In honor of St. Patrick’s Day and for many of us that choose to celebrate at home, here’s a rich and delicious treat from my new cookbook, Best Holiday Dishes for the Vegans in Your Life, coming out this Spring:
Irish Whiskey Truffles.

These deeply satisfying chocolate truffles pack a flavorful punch with Irish Whiskey. Oh yeah, they’re vegan, gluten-free, and paleo friendly too. Bonus!

Even if you’re not vegan, trying out vegan recipes can provide a healthier alternatives to recipes that use dairy-rich ingredients. Both the cocoa and coconut cream in this recipe provide solid nutritional value and if you dust them with nuts, you’ll get a triple punch of nutrients while still enjoying a decadent treat.

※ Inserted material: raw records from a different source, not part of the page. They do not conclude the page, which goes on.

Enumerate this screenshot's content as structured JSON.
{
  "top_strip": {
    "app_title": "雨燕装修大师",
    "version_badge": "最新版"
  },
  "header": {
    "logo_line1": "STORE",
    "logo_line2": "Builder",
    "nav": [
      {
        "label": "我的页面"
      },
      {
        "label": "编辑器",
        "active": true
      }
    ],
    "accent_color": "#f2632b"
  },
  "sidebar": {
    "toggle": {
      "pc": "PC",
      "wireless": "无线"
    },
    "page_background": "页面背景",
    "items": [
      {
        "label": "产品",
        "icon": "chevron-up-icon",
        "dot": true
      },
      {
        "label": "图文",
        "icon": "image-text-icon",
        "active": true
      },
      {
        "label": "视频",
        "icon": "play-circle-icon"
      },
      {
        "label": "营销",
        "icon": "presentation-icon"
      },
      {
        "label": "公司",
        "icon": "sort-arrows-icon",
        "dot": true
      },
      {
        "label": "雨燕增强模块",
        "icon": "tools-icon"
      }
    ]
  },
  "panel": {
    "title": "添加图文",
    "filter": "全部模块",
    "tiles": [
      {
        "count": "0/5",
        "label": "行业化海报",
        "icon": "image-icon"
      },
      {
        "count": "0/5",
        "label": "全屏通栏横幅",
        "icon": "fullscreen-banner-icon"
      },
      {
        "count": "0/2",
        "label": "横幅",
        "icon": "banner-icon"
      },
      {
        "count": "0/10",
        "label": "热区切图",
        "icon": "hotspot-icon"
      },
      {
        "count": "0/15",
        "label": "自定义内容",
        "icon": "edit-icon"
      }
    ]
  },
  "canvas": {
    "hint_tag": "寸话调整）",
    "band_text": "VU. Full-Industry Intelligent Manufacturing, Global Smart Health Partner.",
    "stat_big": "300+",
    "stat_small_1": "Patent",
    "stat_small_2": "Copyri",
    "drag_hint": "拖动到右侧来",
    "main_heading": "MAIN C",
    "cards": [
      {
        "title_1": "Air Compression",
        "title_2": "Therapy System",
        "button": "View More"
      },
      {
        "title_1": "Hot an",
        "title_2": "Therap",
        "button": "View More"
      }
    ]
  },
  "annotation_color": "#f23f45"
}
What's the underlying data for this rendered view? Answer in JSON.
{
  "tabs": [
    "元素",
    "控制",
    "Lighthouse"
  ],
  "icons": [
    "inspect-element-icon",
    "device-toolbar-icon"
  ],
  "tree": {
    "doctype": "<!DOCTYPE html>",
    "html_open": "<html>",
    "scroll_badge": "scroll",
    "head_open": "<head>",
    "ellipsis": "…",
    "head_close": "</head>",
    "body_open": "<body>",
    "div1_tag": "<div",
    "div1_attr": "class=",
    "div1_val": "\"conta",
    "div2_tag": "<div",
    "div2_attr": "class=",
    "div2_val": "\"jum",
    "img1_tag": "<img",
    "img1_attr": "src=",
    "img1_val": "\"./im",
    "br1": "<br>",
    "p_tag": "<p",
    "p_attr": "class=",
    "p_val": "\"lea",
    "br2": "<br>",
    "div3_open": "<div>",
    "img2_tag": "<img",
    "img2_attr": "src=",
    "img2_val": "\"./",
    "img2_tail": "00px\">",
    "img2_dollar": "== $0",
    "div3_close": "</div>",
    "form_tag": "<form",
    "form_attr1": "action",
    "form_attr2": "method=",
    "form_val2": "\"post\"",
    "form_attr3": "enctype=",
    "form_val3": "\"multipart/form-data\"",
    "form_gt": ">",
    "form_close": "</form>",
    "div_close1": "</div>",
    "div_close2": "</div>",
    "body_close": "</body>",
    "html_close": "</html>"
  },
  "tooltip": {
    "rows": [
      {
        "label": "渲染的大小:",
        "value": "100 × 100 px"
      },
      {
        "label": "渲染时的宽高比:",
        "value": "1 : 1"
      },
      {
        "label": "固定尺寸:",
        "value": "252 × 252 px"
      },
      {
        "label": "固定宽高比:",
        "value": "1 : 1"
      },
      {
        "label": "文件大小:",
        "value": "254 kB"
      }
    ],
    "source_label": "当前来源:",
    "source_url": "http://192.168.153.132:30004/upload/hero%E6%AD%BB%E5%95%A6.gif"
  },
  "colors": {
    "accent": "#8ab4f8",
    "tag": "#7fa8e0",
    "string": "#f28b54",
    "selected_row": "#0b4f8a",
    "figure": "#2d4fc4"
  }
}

This recipe is great because it’s adaptable. Don’t like whiskey, use a different liquor—raspberry or orange liquor are nice. Don’t like alcohol, leave it out and flavor it with pure vanilla, almond, or orange extract instead. Be sure to read the note at the bottom of the recipe to get the details.

Dust the truffles in cocoa powder to make them easier to handle. You can also dust them in coconut flakes, chopped nuts, or powdered sugar (make sure the powdered sugar is vegan).

Irish Whiskey Truffles

These delicious vegan truffles can be made with Irish Whiskey or another liquor that pairs well with chocolate (raspberry or orange would do nicely).

  • 1 cup Full-Fat Coconut Cream (in the can)
  • 3 tbsps Pure Maple Syrup (Light or Dark)
  • 1 ounce Irish Whiskey (or your favorite liquor)
  • 1 cup Vegan Dark Chocolate (you can use chocolate chips or a bar)
  • 1/4 cup Coconut Oil (softened)
  • 1/4 cup Cocoa Powder (for dusting (or use finely chopped nuts or coconut flakes))
  1. Place the coconut cream, maple syrup, and whiskey in a pot and bring to a boil.

  2. Add the chocolate and coconut oil to a large bowl. Break up the chocolate into small chunks if using a bar

  3. Remove the coconut cream mixture from heat and add it to the chocolate bowl, stirring continuously until smooth and very well blended. Refrigerate until cooled and thickened,about two hours (or overnight).

  4. Using a spoon or cookie scoop (I use the scoop), form small balls of the mixture and roll in cocoa powder to finish. Be sure to tap off any excess cocoa powder to avoid getting it too thick. You’ll need to move fast, as these melt quickly. If you run into any issues, just put them back in the fridge until they’re cool again and then finish.

  5. Keep refrigerated until ready to serve and store in the fridge. Best eaten within 3–5 days. These also freeze very well. Use within 3 months of freezing.

If you do not like alcohol, just delete it. In place of the alcohol, use 1 teaspoon of pure vanilla extract. Instead of vanilla, can also use 1/2 teaspoon of pure almond extract, 1/2 teaspoon of pure raspberry extract, or 1/2 teaspoon pure orange extract.